Chris Armstrong, LINK Research Associate
Jeremy de Beer, University of Ottawa
Erika Kraemer-Mbula, University of Johannesburg
Mieka Ellis, Open African Innovation Research (Open AIR)

Abstract
This article explores the current modalities at play in respect of institutionalisation and informal innovation within maker communities in South Africa. A national scan in 2016-17 generated data on more than 20 maker communities across South Africa. The data provide insights into a number of management, spatial and activity variables present in the practices of the maker communities and their members. This article focuses on two of the dimensions found to be present when looking across the management, spatial and activity variables: institutionalisation and informal innovation.
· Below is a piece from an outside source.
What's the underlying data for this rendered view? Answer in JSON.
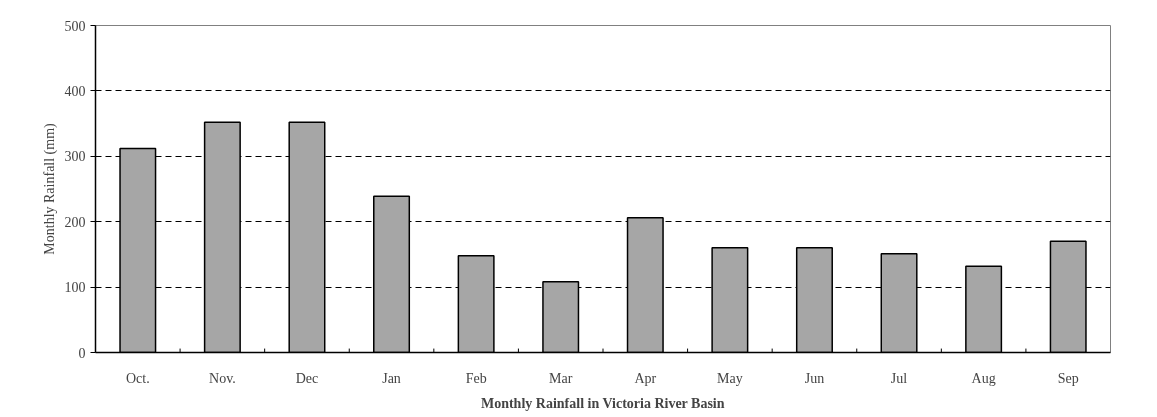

Institutionalisation is conceptualised as resulting in, and from: (1) formalisation of maker communities’ practices; (2) partnerships between maker communities and formal organisations; and (3) embedding of maker communities in formal organisations. Informal innovation is conceptualised as manifesting in: (1) constraint-based innovation; (2) incremental innovation; (3) collaborative innovation; (4) informal approaches to knowledge appropriation; and (5) innovation in informal networks/communities in informal settings. Our data show that since the emergence of the maker movement in South Africa in roughly 2011, there has been an increase in institutionalisation of, and within, maker communities. At the same time, we find that there continues to be a strong spirit of informality in the communities, with most of the communities, including the relatively more-institutionalised ones, actively seeking to preserve emphasis on informal-innovation modalities. Our conclusion is that, in the present stage of evolution of the South African maker movement, elements of institutionalisation appear be largely offering synergies, rather than tensions, with the ethos of informal innovation. Such synergies are allowing South African maker communities to play an intermediary, semi-formal role, as mediating entities between formal and informal elements of the country’s innovation ecosystem.

Keywords
maker movement, South Africa, maker communities, innovation, institutionalisation, formalisation, informal innovation, constraint-based innovation, incremental innovation, knowledge appropriation, informal networks, informal communities

Recommended citation
Armstrong, C., De Beer, J., Kraemer-Mbula, E., & Ellis, M. (2018). Institutionalisation and informal innovation in South African maker communities. Journal of Peer Production (JoPP), 12, 14–42.